Tyrion Lannister detestava ser usado. Tinha de sair dali, e depressa.
Suas chances de dominar Mord eram baixas ou nulas, e ninguém se
preparava para lhe fazer chegar cento e oitenta metros de corda,
portanto, teria de convencê-los a libertá-lo. Sua boca o tinha
metido naquela cela, bem podia tirá-lo de lá também.
Tyrion
pôs-se em pé, fazendo o possível para ignorar a inclinação do
chão, com seu tão sutil puxão para o abismo. Bateu na porta com o
punho.
- Mord -
gritou. - Carcereiro! Mord, preciso de você! - teve de continuar
durante uns bons dez minutos até ouvir passos.
Tyrion
deu um passo para trás um instante antes de a porta se abrir com
estrondo.
- Você
está fazendo barulho - grunhiu Mord, com sangue nos olhos. Pendurada
à sua mão carnuda estava uma correia de couro, larga e grossa,
enrolada no punho.
Nunca
lhes mostre que tem medo, lembrou-se Tyrion.
-
Gostaria de ser rico? - ele perguntou.
Mord
bateu nele. Balançou a correia para trás com a mão,
preguiçosamente, mas o couro apanhou Tyrion na parte de cima do
braço. A força que trazia o fez cambalear, e a dor o fez ranger os
dentes.
- Boca
não, homem anão - preveniu Mord.
- Ouro -
disse Tyrion, imitando um sorriso. - O Rochedo Casterly está cheio
de ouro... ahhh... - daquela vez o golpe foi dado para a frente, e
Mord colocou mais força no balanço, fazendo o couro estalar e
saltar. Atingiu Tyrion nas costelas e o pôs de joelhos,
choramingando. Forçou-se a olhar para o carcereiro. - Tão rico como
os Lannister – arquejou. - É o que se diz, Mord...
Mord
grunhiu. A correia assobiou pelo ar e acertou em cheio o rosto de
Tyrion. A dor foi tanta que ele nem se deu conta de ter caído, mas,
quando voltou a abrir os olhos, estava no chão da cela. O ouvido
ressoava e a boca estava cheia de sangue.
Apalpou
em busca de um apoio para se erguer, e os dedos roçaram... coisa
nenhuma. Tyrion puxou a mão para trás tão depressa como se a
tivesse escaldado, e fez o possível para prender a respiração.
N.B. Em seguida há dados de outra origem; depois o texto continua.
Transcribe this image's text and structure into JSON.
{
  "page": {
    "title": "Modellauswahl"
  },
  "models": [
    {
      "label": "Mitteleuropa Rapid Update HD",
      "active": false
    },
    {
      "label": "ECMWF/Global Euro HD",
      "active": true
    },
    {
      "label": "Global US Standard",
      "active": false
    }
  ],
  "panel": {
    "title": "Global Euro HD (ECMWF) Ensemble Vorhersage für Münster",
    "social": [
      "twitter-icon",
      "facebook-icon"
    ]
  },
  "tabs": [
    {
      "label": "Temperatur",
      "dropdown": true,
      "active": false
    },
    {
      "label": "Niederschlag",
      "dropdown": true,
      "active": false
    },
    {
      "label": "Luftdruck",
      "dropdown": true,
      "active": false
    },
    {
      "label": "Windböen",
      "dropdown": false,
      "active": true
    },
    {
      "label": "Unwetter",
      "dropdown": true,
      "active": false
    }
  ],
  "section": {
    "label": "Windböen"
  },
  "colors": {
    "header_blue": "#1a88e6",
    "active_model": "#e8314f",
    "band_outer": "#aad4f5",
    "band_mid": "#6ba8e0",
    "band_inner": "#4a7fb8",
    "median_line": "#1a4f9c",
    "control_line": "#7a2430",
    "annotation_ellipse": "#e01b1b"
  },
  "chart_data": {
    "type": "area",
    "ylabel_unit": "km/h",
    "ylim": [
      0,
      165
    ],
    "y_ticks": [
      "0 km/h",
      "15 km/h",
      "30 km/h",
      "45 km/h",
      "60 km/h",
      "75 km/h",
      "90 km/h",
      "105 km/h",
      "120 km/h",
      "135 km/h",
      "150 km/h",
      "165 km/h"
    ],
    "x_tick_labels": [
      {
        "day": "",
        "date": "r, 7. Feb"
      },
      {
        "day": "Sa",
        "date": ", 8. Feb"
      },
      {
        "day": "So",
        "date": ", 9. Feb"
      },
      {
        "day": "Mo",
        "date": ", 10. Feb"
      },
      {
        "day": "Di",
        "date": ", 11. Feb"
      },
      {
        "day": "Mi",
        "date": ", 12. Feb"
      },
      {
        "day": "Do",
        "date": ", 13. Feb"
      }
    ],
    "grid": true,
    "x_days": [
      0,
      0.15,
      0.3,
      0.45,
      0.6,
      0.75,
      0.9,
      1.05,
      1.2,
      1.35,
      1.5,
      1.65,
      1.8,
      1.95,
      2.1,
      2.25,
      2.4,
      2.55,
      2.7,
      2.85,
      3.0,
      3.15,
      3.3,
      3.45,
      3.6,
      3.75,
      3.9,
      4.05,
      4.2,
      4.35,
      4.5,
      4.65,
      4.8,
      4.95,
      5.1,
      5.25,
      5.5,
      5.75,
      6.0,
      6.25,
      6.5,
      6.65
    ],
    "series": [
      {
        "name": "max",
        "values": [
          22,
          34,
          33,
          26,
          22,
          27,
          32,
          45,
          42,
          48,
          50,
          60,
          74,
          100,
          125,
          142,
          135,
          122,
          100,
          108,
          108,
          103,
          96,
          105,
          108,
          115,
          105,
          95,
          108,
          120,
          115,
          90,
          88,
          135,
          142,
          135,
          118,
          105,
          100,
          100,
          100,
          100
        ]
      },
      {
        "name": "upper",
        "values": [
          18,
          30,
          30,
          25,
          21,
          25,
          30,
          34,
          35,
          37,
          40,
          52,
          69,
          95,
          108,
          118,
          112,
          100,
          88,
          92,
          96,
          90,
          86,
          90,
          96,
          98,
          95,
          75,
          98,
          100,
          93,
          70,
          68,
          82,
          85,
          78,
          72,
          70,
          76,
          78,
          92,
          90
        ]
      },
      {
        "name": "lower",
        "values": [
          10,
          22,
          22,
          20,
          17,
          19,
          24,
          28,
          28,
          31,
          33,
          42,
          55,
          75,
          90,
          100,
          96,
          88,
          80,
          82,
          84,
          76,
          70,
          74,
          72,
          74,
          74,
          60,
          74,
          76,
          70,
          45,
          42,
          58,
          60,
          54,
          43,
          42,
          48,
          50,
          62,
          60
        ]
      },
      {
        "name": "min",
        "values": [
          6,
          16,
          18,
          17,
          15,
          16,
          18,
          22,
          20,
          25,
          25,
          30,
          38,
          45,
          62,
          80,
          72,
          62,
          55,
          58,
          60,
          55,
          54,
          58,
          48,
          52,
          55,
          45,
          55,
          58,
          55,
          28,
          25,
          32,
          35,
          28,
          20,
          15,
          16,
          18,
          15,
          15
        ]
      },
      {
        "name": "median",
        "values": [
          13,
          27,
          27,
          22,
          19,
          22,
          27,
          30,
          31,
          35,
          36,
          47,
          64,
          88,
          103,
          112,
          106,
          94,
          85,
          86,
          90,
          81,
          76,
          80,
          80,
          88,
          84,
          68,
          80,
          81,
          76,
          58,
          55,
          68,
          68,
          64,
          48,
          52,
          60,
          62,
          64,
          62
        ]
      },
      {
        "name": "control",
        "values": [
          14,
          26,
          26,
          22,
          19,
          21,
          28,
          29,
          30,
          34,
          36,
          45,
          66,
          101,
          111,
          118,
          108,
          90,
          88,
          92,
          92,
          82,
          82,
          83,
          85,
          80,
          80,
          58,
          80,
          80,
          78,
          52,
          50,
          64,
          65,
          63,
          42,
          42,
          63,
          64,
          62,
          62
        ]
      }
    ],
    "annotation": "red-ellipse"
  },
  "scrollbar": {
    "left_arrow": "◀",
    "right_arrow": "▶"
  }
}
Tinha caído bem na borda, a centímetros do azul.
- Mais a
dizer? - Mord segurou a correia entre os punhos e deu-lhe um forte
puxão, que o fez Tyrion saltar. O carcereiro riu.
Ele não
vai me empurrar, disse Tyrion desesperadamente a si mesmo enquanto se
afastava da borda engatinhando. Catelyn Stark me quer vivo, ele não
se atreverá a me matar. Limpou o sangue dos lábios com as costas da
mão, sorriu e disse:
- Essa
foi forte, Mord - o carcereiro o olhou de soslaio, desconfiando de
estar sendo escarnecido. - Podia dar bom uso a um homem forte como
você - a correia voou, mas desta vez Tyrion conseguiu esquivar-se.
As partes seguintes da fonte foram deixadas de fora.